I recently posted something on my wall with a calculus expression in it.  One of my cousins said "It's things like this that make me not want to learn anymore."  I was floored.  Nothing personal against that cousin, in fact I have found this to be a very common reaction among people in general.  When someone comes across something that makes them think one of the first reactions is to avoid it at all costs.  Why is thinking something people never do?  Is it really so hard to go back and look at someone's political history and see what they've done with their past, then use that information to determine whether there's any credibility to what they're currently saying?

As you know, I've condemned arguments against gay marriage many times for being illogical.  This is another example of where people don't bother to try logic and use the power of reason.  One of my favorite tactics that I've seen used all over the political sphere is to accuse "the other guy" of what one is oneself guilty of.  For example, all the time my dad tells me about how liberals do this that, and the other and the whole time I'm just thinking "Conservatives do that too, dad."  But, in the context of gay marriage, the accusation is actually laughable.  Religious people claim that gay rights activists want to take away religious freedom and tell religious people what to do with their life.  I would like to know how this is ever accepted as reason.  How is pushing for the right to marry someone of the same sex have anything to do with religion?  How would such legalization infringe on anyone's right to worship as they choose?  And how is that telling anyone how they should live their life?  Quite to the contrary, it is opponents of gay marriage that want to tell me how to live my life by telling me that I can't marry the man I want to marry.  They want to take away my freedom.  Me being married to Conrad is no threat to any religion nor to anyone's right to worship as they choose.  The two of us married together will not close down any churches or stop any worship services.  We won't make people marry someone of the same sex if they don't want to.  I mean, honestly, this is one of the rare cases where the person making the accusation is the one guilty and the one being accused is entirely innocent.  (Usually, from what I've seen in the political sphere, both accuser and the accused are simultaneously guilty, and often they each accuse the other.)
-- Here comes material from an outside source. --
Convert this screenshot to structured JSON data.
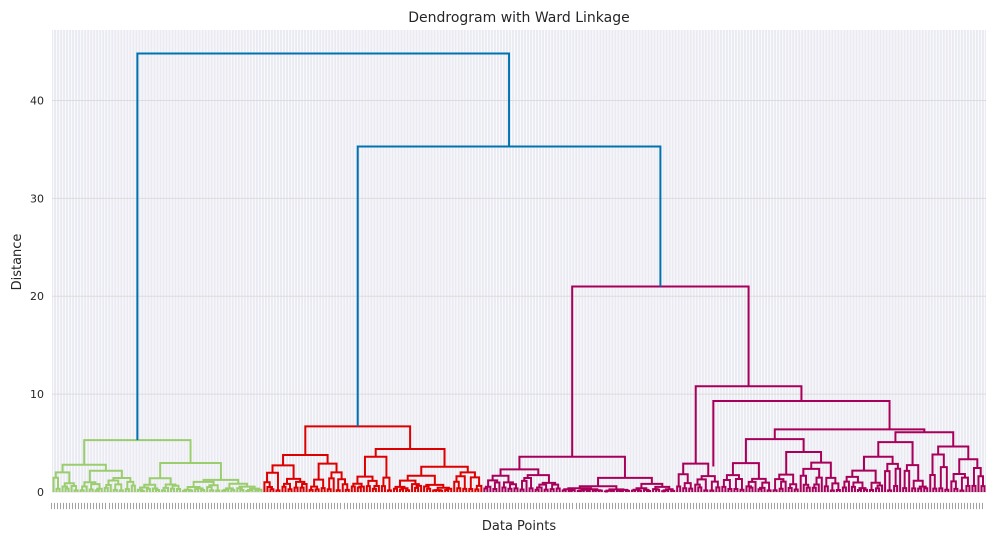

A few times now I've stressed the importance of thinking for yourself.  It's actually quite frustrating to me when I see people who don't care about finding out what's true and what's false, people who just believe the first answer that comes along, or the one that fits into their own world view, or the easiest answer, or the most convenient.  Truth is rarely easy, nor convenient, nor does it always fit into our own world view.  Sometimes the truth is hard to accept, sometimes it takes an open mind--requiring you to actually think outside of the box of your own world view.

So, while I'll keep searching for answers to my questions, such as the one concerning flippy-floppy candidates versus consistent candidates, I do believe I have at least one plausible answer for that question. People just want what's easy, and believing the words coming out of the mouth of the man talking to you at the moment is easier than trying to decide whether he really means them, actually researching out all of the candidates and what they have done with their past.  Trying to figure out which candidate best aligns with your own views is difficult, and so that path isn't often tried.  But, watching the TV and deciding which one tells you the things you want to hear most is easy, so that's what people resort to.  It's sad, really.